In simple terms, those amendments try to address the issue of clarity and coverage for patients detained under other laws, and I believe that this is how they do that. Originally, the Bill excluded only patients detained under the Mental Health Act from being classified as informal patients eligible for IMHA services, but some patients might be detained under other laws or court orders, such as criminal justice laws, which the original wording did not cover. The amendments change the definition to exclude anyone detained under any legislation or by a court, not just the Mental Health Act. In practice, this means that patients detained under other laws will not mistakenly be considered informal patients eligible for IMHA services under this part of the Bill.
The proposals close a gap so that the right groups get advocacy services, and there is less confusion for hospitals and advocates about who qualifies. In essence, by broadening and bettering the definition and defining the exclusion, this will ensure that patients detained under other legislation, such as the Criminal Justice Act, or other court-mandated detention powers, are not mistakenly classified as informal patients eligible for IMHA services under those provisions. That reflects a more comprehensive and legally coherent approach to defining eligibility.
This clarity is welcome, as it reduces potential ambiguity in respect of providers. That said, will the Minister comment further on how these changes will interact with existing IMHA provisions or advocacy entitlements for those detained under other legislation? Are there parallel safeguards or advocacy rights for those groups? What guidance will be provided to practitioners and IMHA providers to navigate the complexities of overlapping detention regimes, especially when a patient’s status might shift rapidly between voluntary Mental Health Act detention and court orders?

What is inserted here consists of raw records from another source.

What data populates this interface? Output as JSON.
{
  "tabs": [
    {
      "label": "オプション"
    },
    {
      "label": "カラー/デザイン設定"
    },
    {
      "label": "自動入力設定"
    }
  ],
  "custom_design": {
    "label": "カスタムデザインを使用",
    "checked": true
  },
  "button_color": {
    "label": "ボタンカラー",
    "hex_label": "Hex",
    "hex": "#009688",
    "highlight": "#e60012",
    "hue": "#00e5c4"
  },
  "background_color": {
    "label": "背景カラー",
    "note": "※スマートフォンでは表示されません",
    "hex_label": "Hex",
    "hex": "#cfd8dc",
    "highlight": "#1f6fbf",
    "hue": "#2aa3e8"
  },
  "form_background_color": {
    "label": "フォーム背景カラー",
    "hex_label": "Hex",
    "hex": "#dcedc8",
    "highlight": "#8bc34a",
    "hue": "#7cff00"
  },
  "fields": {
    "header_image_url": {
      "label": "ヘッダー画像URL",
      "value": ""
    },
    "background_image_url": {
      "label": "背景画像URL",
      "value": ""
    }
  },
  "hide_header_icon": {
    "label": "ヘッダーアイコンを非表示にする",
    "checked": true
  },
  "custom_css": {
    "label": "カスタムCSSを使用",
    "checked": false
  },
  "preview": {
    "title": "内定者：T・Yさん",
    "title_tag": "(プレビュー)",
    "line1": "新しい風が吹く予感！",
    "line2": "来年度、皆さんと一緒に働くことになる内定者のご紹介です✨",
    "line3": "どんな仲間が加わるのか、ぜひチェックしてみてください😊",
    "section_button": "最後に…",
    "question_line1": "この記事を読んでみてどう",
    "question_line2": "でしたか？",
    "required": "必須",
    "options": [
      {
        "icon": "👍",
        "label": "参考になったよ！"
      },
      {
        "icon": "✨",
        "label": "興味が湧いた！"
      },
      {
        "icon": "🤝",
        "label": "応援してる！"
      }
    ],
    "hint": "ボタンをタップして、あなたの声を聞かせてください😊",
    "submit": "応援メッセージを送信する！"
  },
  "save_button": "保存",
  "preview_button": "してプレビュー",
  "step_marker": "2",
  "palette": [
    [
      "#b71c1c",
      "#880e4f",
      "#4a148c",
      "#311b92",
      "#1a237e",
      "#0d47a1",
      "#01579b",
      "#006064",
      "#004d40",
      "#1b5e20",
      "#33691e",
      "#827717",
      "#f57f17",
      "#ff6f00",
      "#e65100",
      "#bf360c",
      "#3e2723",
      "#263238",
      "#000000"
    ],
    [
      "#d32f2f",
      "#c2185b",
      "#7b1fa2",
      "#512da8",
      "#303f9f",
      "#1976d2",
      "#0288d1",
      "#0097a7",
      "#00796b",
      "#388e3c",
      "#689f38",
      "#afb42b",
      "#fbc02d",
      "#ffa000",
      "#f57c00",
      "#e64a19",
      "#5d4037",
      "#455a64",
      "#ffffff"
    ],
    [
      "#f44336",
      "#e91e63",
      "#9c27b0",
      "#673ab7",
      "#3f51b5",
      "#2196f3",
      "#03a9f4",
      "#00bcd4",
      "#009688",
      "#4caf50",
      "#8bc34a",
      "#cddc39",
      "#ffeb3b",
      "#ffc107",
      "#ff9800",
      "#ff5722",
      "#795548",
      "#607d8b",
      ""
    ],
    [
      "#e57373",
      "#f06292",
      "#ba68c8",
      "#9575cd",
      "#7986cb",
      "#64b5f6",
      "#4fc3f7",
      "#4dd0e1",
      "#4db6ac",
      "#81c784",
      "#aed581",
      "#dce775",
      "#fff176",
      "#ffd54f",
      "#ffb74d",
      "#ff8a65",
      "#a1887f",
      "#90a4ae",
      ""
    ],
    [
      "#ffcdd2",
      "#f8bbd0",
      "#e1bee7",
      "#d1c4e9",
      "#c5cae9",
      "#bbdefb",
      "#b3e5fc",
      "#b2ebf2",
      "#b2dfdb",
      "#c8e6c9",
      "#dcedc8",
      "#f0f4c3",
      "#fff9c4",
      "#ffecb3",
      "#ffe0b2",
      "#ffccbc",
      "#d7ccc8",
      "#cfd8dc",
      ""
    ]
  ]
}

Will this amendment necessitate any further changes in regulations or operational policies to ensure smooth implementation and clarity for patients, families and service providers? Ensuring that no patient falls through the cracks due to definitional nuances is crucial for integrity in our mental health advocacy services.
Finally, Lib Dem amendment 19 would insert after “patient”, in schedule 3, page 91, line 13,
“or English qualifying informal patient under 18”.
As the hon. Member for Hertford and Stortford and Opposition Members rightly pointed out, it is quite hard to see why the Government would not want to put that in place. The explanatory statement says that it aims to extend
“the provision of opt-out advocacy services in England to informal inpatients under 18.”
It seems clear in what it does and is a well-defined amendment to that end. I am keen to understand why the Government do not want to support it. Do they believe that this is currently balanced elsewhere in the system? Are there already provisions elsewhere? If not, why—if it is good for adults and we are strengthening their opportunities—should it not be the same for our children?
I will finish on that point. I would be grateful for answers on the clause, the schedule, the Government amendments and the Lib Dem amendment.